For a more native vibe, the nightclubs of Getsemaní neighborhood of the walled city are a touch seedier, but hardly as cheesy as their Bocagrande cousins. Salsa is the dance of choice. While many of us grindos may find the beats too intoxicating to avoid embarrassing ourselves on the dance floor, simply sitting back and watching the bouncing, sweaty skin of hot Latinos can equally be a great way to spend the evening.
For lower key options, quieter bars can be found all around the San Diego neighborhood of the Centro Historico. Sip a caiperinia at an outdoor at San Pedro Claver Square or if it’s air conditioning you crave (and you will) there’s the Bar El Coro at Sofitel Legend Santa Clara Hotel and Spa. The tropical drink menu is as lush as its large atrium. Live music plays almost every night.
We were visited at our table by the atrium’s resident toucan, which had no problem sharing a seat but trying to photograph the uncooperative feathered hooligan proved a blurry frustration.
For the less adventurous, there’s always the Hard Rock Café. Meh.
What to do in Cartagena when you’re morbidly curious
Should you need to repent for your sinful evening, a history of human horror awaits you at the Museo Historico de Cartagena de Indias and the Palacio de la Inquisición. Also known as the Inquisition Museum.
At the time of my visit there was still no English audio tour available, but was told that is in the works. You will likely need an English-speaking guide for the 50 shades of Roman Catholic intolerance.
If you’re just there to satiate your closet sado-masochist desires – the rack, guillotine, and other classic torture devices are excruciatingly self explanatory.
A less painful option is the Cathedral de San Pedro Claver. Considered a must visit both historically and spiritually if so inclined. Again, you may need an English-speaking tour guide for all the historical facts. There will be several soliciting this service the second you part your Yankee lips at the ticket booth. They are legit and for around ten bucks you’ll leave well informed. I found it less necessary.
A quick stroll through the courtyard and a visit to cathedral sufficed. At the altar you will see on display in his glass casket the skeletal remains of Saint Peter Claver, patron Saint of seafarers and slavery. An abolitionist who said to have baptized over 300,000 slaves.
Locals in prayer seemed unphased by the snapping photos of tourist insensitivity toward this hero of human rights… I got a sweet close up of the skull and repented the Inquisition Museum afterward.

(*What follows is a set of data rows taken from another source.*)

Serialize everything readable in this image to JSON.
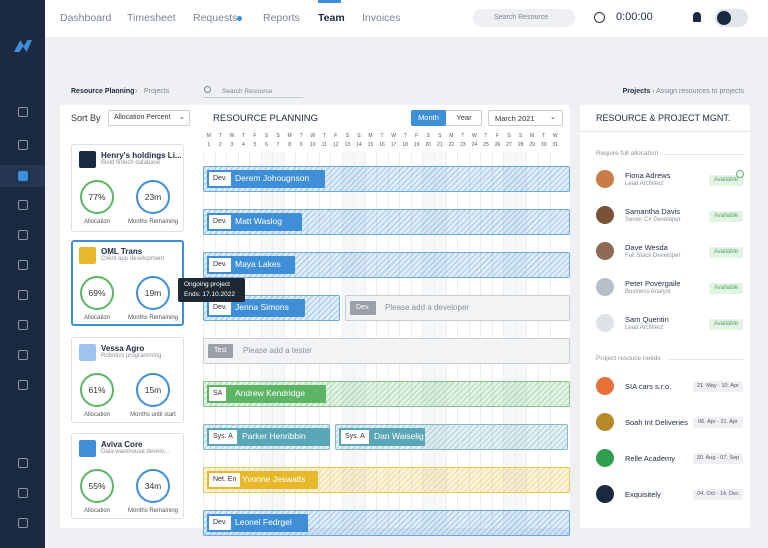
{
  "nav": {
    "items": [
      "Dashboard",
      "Timesheet",
      "Requests",
      "Reports",
      "Team",
      "Invoices"
    ],
    "search": "Search Resource",
    "timer": "0:00:00"
  },
  "breadcrumb": {
    "left": [
      "Resource Planning",
      "Projects"
    ],
    "search": "Search Resource",
    "right": [
      "Projects",
      "Assign resources to projects"
    ]
  },
  "toolbar": {
    "sort_label": "Sort By",
    "sort_value": "Allocation Percent",
    "title": "RESOURCE PLANNING",
    "views": [
      "Month",
      "Year"
    ],
    "month": "March 2021"
  },
  "projects": [
    {
      "name": "Henry's holdings Li...",
      "desc": "Build fintech database",
      "allocation": "77%",
      "allocation_label": "Allocation",
      "months": "23m",
      "months_label": "Months Remaining"
    },
    {
      "name": "OML Trans",
      "desc": "Client app development",
      "allocation": "69%",
      "allocation_label": "Allocation",
      "months": "19m",
      "months_label": "Months Remaining"
    },
    {
      "name": "Vessa Agro",
      "desc": "Robotics programming",
      "allocation": "61%",
      "allocation_label": "Allocation",
      "months": "15m",
      "months_label": "Months until start"
    },
    {
      "name": "Aviva Core",
      "desc": "Data warehouse develo...",
      "allocation": "55%",
      "allocation_label": "Allocation",
      "months": "34m",
      "months_label": "Months Remaining"
    }
  ],
  "tooltip": {
    "title": "Ongoing project",
    "ends": "Ends: 17.10.2022"
  },
  "weekdays": [
    "M",
    "T",
    "W",
    "T",
    "F",
    "S",
    "S",
    "M",
    "T",
    "W",
    "T",
    "F",
    "S",
    "S",
    "M",
    "T",
    "W",
    "T",
    "F",
    "S",
    "S",
    "M",
    "T",
    "W",
    "T",
    "F",
    "S",
    "S",
    "M",
    "T",
    "W"
  ],
  "days": [
    "1",
    "2",
    "3",
    "4",
    "5",
    "6",
    "7",
    "8",
    "9",
    "10",
    "11",
    "12",
    "13",
    "14",
    "15",
    "16",
    "17",
    "18",
    "19",
    "20",
    "21",
    "22",
    "23",
    "24",
    "25",
    "26",
    "27",
    "28",
    "29",
    "30",
    "31"
  ],
  "rows": [
    {
      "color": "#3f8fd8",
      "segments": [
        {
          "role": "Dev.",
          "name": "Derem Johougnson"
        }
      ]
    },
    {
      "color": "#3f8fd8",
      "segments": [
        {
          "role": "Dev.",
          "name": "Matt Waslog"
        }
      ]
    },
    {
      "color": "#3f8fd8",
      "segments": [
        {
          "role": "Dev.",
          "name": "Maya Lakes"
        }
      ]
    },
    {
      "color": "#3f8fd8",
      "segments": [
        {
          "role": "Dev.",
          "name": "Jenna Simons"
        },
        {
          "role": "Dev.",
          "placeholder": "Please add a developer"
        }
      ]
    },
    {
      "color": "#9aa0a8",
      "segments": [
        {
          "role": "Test",
          "placeholder": "Please add a tester"
        }
      ]
    },
    {
      "color": "#5cb565",
      "segments": [
        {
          "role": "SA",
          "name": "Andrew Kendridge"
        }
      ]
    },
    {
      "color": "#5aa6b6",
      "segments": [
        {
          "role": "Sys. A",
          "name": "Parker Henribbin"
        },
        {
          "role": "Sys. A",
          "name": "Dan Waiselig"
        }
      ]
    },
    {
      "color": "#e6b82a",
      "segments": [
        {
          "role": "Net. En",
          "name": "Yvonne Jeswalts"
        }
      ]
    },
    {
      "color": "#3f8fd8",
      "segments": [
        {
          "role": "Dev.",
          "name": "Leonel Fedrgel"
        }
      ]
    }
  ],
  "panel": {
    "title": "RESOURCE & PROJECT MGNT.",
    "people_heading": "Require full allocation",
    "people": [
      {
        "name": "Fiona Adrews",
        "role": "Lead Architect",
        "status": "Available"
      },
      {
        "name": "Samantha Davis",
        "role": "Senior C# Developer",
        "status": "Available"
      },
      {
        "name": "Dave Wesda",
        "role": "Full Stack Developer",
        "status": "Available"
      },
      {
        "name": "Peter Povergaile",
        "role": "Business Analyst",
        "status": "Available"
      },
      {
        "name": "Sam Quentin",
        "role": "Lead Architect",
        "status": "Available"
      }
    ],
    "needs_heading": "Project resouce needs",
    "needs": [
      {
        "name": "SIA cars s.r.o.",
        "dates": "21. May - 10. Apr"
      },
      {
        "name": "Soah Int Deliveries",
        "dates": "06. Apr - 21. Apr"
      },
      {
        "name": "Relle Academy",
        "dates": "30. Aug - 07. Sep"
      },
      {
        "name": "Exquisitely",
        "dates": "04. Oct - 14. Dec"
      }
    ]
  }
}
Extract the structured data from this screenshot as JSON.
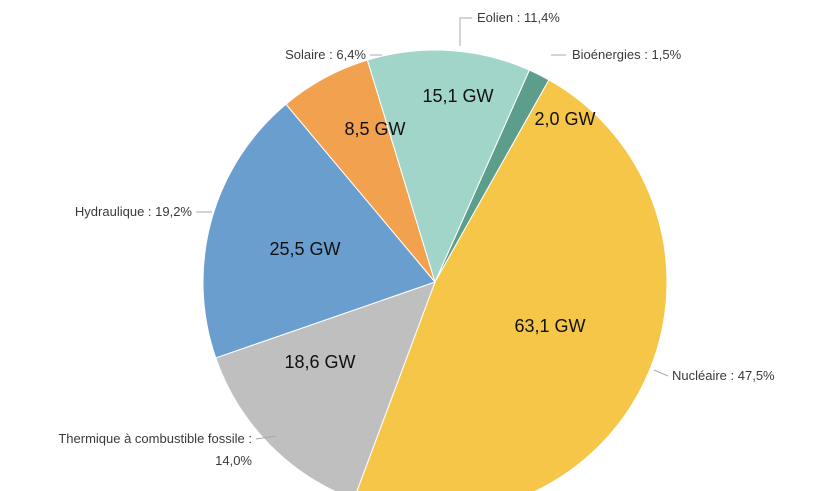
{
  "chart_data": {
    "type": "pie",
    "categories": [
      "Bioénergies : 1,5%",
      "Nucléaire : 47,5%",
      "Thermique à combustible fossile : 14,0%",
      "Hydraulique : 19,2%",
      "Solaire : 6,4%",
      "Eolien : 11,4%"
    ],
    "values": [
      2.0,
      63.1,
      18.6,
      25.5,
      8.5,
      15.1
    ],
    "value_labels": [
      "2,0 GW",
      "63,1 GW",
      "18,6 GW",
      "25,5 GW",
      "8,5 GW",
      "15,1 GW"
    ],
    "colors": [
      "#5c9e8b",
      "#f6c648",
      "#bfbfbf",
      "#6a9ecf",
      "#f2a14f",
      "#a1d5c9"
    ]
  }
}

What to do in Cartagena when you need a beach
On the mainland is the beach at Bocagrande (the “Big Mouth”). Lined with hotels, nightclubs, and shops, this stretch of gray volcanic sand is shared by tourists and locals alike.

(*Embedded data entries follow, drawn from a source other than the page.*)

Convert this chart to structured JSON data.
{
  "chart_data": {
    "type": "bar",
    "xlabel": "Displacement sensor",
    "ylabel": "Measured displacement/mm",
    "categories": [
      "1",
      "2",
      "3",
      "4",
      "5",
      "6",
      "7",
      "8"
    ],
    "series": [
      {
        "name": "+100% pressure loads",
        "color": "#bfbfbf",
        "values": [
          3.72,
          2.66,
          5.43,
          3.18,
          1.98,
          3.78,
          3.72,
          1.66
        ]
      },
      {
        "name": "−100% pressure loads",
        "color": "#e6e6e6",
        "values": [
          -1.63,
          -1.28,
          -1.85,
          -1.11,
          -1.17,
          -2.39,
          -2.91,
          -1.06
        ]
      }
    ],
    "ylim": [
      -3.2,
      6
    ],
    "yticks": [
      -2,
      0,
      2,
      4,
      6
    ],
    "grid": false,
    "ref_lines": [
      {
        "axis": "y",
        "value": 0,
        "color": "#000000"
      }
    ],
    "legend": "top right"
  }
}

If you haven’t seen enough jiggling sweaty flesh at the clubs, you’ll be delighted that what amounts to little more than a length of colored dental floss counts as a bikini.
I opted for a day trip to the Islas del Rosario, a group of tiny islands and a short yet bumpy sea ride from the city.
Each tour stops at a little eco-hotel with a pool and bar. More for relaxation, it has the white sand and crystal clear water you expect in the Caribbean. Lunch provided consists of fresh caught fish or Caribbean lobster (meat or vegetarian options can be arranged) and a variety of local fruit. Trips start about $70 a person. A half hour snorkelling tour to nearby reefs can be added for about $30 more. Bring cash.
Another off the mainland option is Playa Blanca on the Isla de Barú. Sugary sand and coconuts galore, but word has it that beaches are starting to get more and more developed. Hence, more crowded.
So these are just my humble suggestions of what to do in Cartagena. I encourage others to share their own insights and experiences in the comments section. Have an awesome trip!